Are there a limited number of places available?

No

Course Description

The course comprises visits to forests (including ancient semi-natural woodlands) in both the public and private sectors in the north of Britain. Students will meet those responsible for managing these forests and will have the opportunity of discussing forest management objectives in environmental, social and economic contexts. Students will carry out exercises relating to forest ecology and management. Topics covered include those relating to forest ecology and tree identification, woodland creation, restoration and management (for environmental protection and conservation, recreation and timber production) and arboriculture.

Associated Costs

 Field course costs are approximately £100 for academic year 2016/2017.
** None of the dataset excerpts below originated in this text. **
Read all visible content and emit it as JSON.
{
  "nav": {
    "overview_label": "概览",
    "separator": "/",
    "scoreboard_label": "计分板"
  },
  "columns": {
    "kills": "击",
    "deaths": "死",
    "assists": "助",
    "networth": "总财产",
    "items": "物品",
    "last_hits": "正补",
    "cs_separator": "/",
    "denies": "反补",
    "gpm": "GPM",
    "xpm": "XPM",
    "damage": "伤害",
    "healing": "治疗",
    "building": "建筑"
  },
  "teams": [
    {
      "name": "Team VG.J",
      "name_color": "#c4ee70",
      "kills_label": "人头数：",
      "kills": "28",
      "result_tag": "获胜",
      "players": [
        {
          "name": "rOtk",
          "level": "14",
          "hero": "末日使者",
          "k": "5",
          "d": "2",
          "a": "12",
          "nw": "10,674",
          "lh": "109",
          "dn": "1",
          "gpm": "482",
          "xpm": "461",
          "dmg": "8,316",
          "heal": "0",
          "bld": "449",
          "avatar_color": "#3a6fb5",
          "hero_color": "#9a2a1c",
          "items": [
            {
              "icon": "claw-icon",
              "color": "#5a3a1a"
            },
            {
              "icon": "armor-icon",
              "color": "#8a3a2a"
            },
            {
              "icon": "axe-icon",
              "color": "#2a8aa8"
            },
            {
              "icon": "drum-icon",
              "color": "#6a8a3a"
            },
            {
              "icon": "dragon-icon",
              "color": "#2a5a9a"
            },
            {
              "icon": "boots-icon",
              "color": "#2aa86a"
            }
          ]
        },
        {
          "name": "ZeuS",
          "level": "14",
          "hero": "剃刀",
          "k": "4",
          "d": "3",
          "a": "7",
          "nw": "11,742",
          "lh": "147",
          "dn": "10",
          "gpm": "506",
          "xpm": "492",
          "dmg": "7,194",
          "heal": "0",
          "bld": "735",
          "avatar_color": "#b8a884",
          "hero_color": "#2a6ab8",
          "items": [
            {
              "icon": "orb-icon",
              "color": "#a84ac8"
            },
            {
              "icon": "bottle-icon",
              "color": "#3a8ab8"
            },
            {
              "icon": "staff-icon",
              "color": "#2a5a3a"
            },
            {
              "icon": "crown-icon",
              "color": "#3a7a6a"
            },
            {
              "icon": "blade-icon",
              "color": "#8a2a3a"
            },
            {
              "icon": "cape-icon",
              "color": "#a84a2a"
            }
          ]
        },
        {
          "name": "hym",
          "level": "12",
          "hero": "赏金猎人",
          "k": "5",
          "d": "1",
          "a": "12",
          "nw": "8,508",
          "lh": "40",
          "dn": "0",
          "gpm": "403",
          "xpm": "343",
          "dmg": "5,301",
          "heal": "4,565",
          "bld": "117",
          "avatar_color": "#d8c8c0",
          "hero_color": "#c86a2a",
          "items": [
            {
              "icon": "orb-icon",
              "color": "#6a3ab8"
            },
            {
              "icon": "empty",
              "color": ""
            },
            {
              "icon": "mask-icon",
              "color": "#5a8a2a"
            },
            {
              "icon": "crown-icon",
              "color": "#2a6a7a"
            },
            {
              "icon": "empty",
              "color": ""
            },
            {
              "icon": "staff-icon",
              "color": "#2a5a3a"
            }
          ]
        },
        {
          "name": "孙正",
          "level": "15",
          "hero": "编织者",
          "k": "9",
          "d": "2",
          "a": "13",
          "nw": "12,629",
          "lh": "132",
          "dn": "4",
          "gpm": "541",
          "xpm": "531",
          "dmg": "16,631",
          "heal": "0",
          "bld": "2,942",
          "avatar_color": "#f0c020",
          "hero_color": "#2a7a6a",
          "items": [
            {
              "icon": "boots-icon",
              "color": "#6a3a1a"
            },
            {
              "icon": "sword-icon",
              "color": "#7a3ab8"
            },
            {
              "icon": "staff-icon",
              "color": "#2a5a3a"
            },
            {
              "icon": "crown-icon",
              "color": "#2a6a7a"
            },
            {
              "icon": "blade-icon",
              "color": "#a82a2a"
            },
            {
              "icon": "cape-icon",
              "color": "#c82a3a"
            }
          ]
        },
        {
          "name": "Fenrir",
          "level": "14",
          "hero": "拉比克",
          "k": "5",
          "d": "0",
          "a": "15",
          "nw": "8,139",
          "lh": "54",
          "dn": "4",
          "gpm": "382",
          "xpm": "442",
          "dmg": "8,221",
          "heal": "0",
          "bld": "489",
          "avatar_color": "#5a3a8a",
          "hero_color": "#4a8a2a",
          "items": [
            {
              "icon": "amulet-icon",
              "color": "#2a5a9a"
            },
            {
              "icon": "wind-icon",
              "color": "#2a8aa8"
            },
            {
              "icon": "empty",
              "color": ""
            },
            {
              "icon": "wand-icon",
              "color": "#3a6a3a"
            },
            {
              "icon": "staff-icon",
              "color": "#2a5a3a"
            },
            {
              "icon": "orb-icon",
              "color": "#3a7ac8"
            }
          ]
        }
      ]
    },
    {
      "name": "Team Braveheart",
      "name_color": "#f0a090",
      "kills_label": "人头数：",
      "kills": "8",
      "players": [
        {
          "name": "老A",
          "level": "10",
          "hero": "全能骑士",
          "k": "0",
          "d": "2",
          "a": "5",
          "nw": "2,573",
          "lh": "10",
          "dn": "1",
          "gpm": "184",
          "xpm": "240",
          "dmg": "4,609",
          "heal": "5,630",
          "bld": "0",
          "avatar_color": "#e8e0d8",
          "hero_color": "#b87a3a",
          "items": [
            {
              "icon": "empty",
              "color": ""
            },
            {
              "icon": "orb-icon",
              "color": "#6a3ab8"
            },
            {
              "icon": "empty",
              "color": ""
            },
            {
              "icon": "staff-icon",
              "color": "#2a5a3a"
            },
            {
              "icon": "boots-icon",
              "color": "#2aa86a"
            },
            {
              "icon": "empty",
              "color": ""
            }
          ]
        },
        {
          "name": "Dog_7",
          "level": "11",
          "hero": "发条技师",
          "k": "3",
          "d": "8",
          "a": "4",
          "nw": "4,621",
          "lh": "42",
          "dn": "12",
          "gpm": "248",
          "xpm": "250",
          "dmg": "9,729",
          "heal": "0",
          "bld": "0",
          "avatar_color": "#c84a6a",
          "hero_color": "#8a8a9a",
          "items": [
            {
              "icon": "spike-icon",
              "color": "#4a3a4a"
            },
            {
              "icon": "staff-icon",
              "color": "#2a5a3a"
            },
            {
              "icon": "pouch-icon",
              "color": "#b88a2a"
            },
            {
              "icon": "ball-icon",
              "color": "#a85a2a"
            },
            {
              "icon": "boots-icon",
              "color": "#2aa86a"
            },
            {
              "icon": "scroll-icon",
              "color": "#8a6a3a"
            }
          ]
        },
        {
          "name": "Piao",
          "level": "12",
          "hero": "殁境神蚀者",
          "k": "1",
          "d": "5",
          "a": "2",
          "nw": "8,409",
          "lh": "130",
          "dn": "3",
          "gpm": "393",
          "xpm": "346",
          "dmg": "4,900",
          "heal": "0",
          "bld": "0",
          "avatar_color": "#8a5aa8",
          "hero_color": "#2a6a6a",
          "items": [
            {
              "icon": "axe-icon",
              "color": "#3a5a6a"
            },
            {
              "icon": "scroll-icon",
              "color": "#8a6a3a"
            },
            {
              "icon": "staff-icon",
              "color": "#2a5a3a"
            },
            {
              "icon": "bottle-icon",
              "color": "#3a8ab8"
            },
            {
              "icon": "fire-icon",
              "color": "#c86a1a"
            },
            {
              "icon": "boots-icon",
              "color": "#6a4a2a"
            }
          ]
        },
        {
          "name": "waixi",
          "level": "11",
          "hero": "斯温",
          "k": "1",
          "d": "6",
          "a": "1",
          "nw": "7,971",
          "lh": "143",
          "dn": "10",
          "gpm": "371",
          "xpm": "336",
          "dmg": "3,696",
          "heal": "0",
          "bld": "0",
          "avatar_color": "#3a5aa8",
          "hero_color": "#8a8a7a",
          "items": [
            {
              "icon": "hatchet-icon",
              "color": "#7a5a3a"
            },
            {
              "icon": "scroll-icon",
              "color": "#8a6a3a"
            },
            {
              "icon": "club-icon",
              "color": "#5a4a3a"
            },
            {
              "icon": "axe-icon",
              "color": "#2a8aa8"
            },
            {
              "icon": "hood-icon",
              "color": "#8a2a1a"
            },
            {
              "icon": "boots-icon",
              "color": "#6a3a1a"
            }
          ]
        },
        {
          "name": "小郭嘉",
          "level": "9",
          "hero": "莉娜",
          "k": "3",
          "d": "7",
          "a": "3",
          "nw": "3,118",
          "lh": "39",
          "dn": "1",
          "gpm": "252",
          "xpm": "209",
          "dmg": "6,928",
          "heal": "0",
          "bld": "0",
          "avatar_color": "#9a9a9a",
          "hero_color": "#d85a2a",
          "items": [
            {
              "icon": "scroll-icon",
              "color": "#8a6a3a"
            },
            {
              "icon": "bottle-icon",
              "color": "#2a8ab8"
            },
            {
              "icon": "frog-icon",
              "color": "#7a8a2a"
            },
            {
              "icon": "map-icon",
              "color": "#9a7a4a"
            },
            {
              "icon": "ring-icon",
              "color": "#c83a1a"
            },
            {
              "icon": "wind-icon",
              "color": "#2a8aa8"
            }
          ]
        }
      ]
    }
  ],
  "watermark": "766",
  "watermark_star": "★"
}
Further Information & Notes

This course is open to students in Programme Year 2 or 3 with a degree intention in a programme run by the School of Biological Sciences. Priority will be given to students for whom it is compulsory for their degree (i.e. Forestry and Forest Sciences).

Places may be limited by accommodation and transport constraints.

Dates: 17 April - 21 April 2017.

Degree Programmes for which this Course is Prescribed

  • BSc Forestry
  • Bachelor Of Science In Environmental And Forest Management

Contact Teaching Time

Sorry, we don't have that information available.

Teaching Breakdown


Assessment

1st Attempt: Coursework (100%). Tree identification test (33%), factual report (2,000 words) on visits made and exercises undertaken (33%), and written reflection (2,000 words) on the week as a whole (33%).

Resit: Coursework (100%). Report (2,000 words) on visits made and exercised undertaken (50%), and written reflection (2,000 words) on the week as a whole (50%).

Formative Assessment

Formative assessment will be provided during interactions between students and the tutor during site visits and group discussions held after the site visits.

Feedback

Written feedback will be provided on the reports; verbal feedback will be provided informally during discussions held within the week long field course.